You may hear the name ‘Hyde Park Corner’ and immediately think of a tourist destination within the City of London but in reality Hyde Park Corner itself is actually nothing more than a humble traffic island. It is located at what has to be one of the busiest road junctions in the city, located to the south east of beautiful Hyde Park and is an area of the city which has one of the largest concentrations of memorials and monuments anywhere in London. The junction is where several of the most well known streets in the city converge, namely Piccadilly, Park Lane, Knightsbridge, Grosvenor Place and Constitution Hill. There are a number of tunnels that take pedestrians below the busy surface of the street and of course to the Hyde Park Corner underground station.
Monuments and Memorials
Hyde Park Corner contains a wealth of monuments and memorials, at the centre of which is the Wellington Arch (aka Constitution Arch). A memorial to the infamous Duke of Wellington designed by a man called Decimus Burton to be something of a triumphant gateway through which to enter the city, it was also designed to serve as a northern gate to the grounds of Buckingham Palace. Wellington is also remembered in the form of an equestrian statue, where he is depicted riding ‘Copenhagen’ which was said to be his favourite horse. More modern heroes are also remembered in the area of Hyde Park Corner.
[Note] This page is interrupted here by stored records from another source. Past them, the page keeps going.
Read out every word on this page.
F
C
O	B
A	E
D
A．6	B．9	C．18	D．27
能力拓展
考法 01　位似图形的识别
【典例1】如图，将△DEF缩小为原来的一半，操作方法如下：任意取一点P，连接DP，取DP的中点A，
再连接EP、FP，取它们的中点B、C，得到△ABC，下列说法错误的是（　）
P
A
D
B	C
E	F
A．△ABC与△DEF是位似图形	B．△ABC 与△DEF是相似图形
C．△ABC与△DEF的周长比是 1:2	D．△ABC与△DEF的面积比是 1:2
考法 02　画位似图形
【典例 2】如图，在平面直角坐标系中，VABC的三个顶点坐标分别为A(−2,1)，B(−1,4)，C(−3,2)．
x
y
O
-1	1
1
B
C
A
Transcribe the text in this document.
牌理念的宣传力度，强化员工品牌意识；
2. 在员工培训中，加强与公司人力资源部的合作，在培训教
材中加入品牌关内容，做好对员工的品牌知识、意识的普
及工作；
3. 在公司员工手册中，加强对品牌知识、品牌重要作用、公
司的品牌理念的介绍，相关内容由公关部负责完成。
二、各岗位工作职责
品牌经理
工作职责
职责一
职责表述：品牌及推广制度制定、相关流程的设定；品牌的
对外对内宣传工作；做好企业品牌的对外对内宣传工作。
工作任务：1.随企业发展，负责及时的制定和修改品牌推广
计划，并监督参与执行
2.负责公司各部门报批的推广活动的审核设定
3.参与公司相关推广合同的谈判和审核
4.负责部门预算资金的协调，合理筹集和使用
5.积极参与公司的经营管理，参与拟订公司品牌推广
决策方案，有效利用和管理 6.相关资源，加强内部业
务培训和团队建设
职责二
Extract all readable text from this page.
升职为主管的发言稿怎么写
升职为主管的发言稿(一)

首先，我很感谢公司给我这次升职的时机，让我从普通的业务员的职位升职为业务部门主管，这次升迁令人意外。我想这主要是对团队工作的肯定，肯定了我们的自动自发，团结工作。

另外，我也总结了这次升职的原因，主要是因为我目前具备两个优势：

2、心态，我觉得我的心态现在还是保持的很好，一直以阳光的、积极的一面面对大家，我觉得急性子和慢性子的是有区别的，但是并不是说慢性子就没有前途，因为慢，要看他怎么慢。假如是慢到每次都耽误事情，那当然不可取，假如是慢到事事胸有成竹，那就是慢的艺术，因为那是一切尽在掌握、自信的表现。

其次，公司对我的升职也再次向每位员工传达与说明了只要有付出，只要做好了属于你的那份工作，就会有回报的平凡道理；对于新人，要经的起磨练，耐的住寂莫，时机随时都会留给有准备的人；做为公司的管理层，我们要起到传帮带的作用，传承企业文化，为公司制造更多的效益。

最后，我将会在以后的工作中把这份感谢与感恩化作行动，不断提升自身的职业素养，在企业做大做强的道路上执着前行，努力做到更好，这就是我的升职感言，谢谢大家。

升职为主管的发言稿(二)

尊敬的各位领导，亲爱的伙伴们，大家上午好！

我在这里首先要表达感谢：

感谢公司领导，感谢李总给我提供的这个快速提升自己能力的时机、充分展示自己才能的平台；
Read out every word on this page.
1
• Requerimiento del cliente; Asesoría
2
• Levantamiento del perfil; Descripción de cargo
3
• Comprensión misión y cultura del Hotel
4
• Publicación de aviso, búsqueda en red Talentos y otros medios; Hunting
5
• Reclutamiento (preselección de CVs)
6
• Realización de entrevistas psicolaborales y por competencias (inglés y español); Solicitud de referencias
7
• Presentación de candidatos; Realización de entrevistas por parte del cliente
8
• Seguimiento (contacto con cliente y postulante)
There are a number of memorials dedicated to the people that lost their lives during World War I and World War II, for example the Francis Derwent Wood designed Machine Corps Memorial, which is also often referred to as ‘The Boy David’. This is also where you will find the memorial to those who gave their lives in the service of the Royal Artillery during the Great War. The New Zealand and Australian War Memorials are also located here.
Other Aspects of Hyde Park Corner
Other recognisable aspects of Hyde Park Corner are the ‘Hyde Park Corner Screen’ and ‘The Queen Elizabeth Gate’. The screen is located on another large traffic island which is located between Hyde Park and the Piccadilly Gate. Measuring 107ft wide (33m) it consists of three arches which are all joined together by an Ionic colonnade. This is another example of the work of Decimus Burton and was commissioned to be a gateway into Hyde Park. The Queen Elizabeth Gate is a rather modern addition to the collection, as it was commissioned in 1993 in honour of the Queen and instead of being traditionally constructed from carved stone it is composed of bronze and stainless steel, the colours of the materials being enhanced through the natural reaction with the elements around them. Next to the Hyde Park Screen lies Apsley House, the residence of the first Duke of Wellington which is now home to a museum dedicated to his memory. The museum houses a wonderful collection of old masters but perhaps is most famous for the three meter tall stature of a nude Napoleon.